The City of Fayetteville is invested in providing a thriving park system for all ages, abilities, and activities. The City is asking for the public’s help in building a strategic plan that will guide the future of park planning for the next decade. This strategic planning process will evaluate the existing conditions of the park network in Fayetteville and will identify areas for growth, improvement, and preservation. The natural beauty visible in Fayetteville’s parks, lakes, trails, and gardens attracts outdoor enthusiasts from every corner of the country. As our City has grown the park system has diversified and become an economic driver. This planning process will build on our progress and will ensure a vibrant park system for future generations. Whether you use Fayetteville’s parks for playing, running, biking, hiking, picnicking, or relaxing, we want your input. Together, let us Imagine Tomorrow’s Parks.
The city has hired Design Workshop to help create a new Park System Master Plan. This is the second phase of a planning process initiated by the City in 2018 that began with Imagine Tomorrow’s Parks, a preliminary community engagement and analysis effort conducted by parks staff.

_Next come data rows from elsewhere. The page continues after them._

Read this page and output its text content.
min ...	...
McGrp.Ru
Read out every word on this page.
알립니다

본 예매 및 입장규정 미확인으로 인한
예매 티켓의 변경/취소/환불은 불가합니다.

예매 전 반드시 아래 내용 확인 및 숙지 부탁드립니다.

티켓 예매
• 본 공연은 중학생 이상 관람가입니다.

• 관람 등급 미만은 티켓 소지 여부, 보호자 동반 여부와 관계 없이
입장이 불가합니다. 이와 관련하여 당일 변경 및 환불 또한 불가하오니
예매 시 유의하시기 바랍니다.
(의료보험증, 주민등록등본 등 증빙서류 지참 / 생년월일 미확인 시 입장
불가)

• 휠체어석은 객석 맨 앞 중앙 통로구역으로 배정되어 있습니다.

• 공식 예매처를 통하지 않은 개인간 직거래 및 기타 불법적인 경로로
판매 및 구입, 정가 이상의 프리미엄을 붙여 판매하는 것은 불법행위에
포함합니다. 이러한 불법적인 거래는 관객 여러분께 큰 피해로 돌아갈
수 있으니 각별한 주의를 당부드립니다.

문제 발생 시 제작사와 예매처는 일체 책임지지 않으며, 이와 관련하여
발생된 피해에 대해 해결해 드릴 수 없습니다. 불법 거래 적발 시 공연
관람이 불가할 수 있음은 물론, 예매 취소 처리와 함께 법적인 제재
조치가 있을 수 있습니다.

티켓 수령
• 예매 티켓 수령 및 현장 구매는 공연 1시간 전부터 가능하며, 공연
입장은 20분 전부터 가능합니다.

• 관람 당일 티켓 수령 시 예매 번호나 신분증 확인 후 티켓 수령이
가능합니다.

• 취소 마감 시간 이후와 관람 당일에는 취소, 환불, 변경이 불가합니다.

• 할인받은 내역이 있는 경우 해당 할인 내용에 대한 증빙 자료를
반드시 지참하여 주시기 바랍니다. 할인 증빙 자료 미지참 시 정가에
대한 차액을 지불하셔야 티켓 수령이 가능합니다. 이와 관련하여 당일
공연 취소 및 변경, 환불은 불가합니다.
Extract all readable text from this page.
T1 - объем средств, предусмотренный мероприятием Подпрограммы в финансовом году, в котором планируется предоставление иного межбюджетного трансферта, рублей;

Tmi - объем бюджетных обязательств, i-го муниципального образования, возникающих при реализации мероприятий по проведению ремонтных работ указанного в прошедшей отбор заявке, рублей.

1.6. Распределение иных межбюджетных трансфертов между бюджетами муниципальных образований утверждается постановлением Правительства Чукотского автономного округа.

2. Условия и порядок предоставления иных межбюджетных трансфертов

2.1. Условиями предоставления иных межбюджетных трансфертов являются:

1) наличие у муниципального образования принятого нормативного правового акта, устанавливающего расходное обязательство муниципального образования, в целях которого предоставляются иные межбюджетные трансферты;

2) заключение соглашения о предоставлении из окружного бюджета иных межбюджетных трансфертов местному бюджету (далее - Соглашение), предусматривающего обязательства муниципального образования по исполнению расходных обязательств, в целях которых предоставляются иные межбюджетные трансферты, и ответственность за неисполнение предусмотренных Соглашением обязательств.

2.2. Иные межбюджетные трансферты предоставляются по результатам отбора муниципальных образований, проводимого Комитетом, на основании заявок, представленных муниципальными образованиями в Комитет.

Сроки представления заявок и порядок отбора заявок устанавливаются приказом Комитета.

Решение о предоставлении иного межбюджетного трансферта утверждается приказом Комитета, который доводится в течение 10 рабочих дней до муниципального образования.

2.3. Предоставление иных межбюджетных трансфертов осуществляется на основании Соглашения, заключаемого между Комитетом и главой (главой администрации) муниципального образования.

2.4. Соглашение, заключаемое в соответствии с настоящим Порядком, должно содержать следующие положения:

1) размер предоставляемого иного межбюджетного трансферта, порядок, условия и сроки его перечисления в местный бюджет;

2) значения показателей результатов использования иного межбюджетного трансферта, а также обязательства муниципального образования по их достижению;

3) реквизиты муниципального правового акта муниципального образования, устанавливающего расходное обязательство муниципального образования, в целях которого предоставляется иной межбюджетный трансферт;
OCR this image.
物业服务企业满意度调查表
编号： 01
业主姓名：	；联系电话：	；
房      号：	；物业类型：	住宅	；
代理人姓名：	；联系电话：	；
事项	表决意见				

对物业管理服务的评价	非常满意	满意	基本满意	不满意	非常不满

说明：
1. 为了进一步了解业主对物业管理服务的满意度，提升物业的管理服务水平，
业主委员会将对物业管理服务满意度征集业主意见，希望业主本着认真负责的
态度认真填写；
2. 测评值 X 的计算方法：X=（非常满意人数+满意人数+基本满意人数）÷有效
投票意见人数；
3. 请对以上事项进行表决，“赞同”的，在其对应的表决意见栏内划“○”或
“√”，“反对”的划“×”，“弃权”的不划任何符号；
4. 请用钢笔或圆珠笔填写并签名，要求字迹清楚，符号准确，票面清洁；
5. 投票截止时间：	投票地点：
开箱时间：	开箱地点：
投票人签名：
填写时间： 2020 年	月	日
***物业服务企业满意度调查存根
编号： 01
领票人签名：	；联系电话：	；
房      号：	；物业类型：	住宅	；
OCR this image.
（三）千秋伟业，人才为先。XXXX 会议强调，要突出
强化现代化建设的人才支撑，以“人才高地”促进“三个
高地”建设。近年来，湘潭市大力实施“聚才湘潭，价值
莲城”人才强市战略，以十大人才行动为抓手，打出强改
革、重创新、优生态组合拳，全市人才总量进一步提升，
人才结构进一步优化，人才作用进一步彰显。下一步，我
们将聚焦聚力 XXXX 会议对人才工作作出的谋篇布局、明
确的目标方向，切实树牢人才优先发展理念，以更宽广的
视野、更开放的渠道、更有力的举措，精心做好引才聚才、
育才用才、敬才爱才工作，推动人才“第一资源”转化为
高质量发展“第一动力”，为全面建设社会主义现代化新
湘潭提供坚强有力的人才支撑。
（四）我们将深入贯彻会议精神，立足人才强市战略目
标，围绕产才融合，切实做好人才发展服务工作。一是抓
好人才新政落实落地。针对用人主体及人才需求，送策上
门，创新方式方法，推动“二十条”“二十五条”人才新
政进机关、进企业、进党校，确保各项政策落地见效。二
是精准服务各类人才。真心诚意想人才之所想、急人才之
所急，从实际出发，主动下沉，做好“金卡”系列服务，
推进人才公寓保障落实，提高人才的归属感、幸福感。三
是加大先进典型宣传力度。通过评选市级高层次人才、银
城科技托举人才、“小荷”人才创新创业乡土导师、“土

The last park system master plan conducted by the City was in 2002 and not only have many of the recommendations from that plan been completed, much has changed in the city and region. The final Parks Master Plan, built on great public participation, will provide a broad roadmap to help guide the next ten years of park and recreation efforts in the city.
First Survey Results
The Parks and Recreation Department has completed its first round of public input for the Strategic Plan and is now taking input for round two. Findings from the first round of input include:
The most visited and favorite park is Wilson Community Park.
Trails, off-leash pet areas, open green areas, and places for family gatherings are some of the favorite recreational spaces and facilities.
Residents feel the parks system is well maintained with a slight need to increase the overall quality.
Respondents indicated funds should be distributed somewhat evenly between different classifications of parks, with a slight priority toward community parks and support for land acquisitions.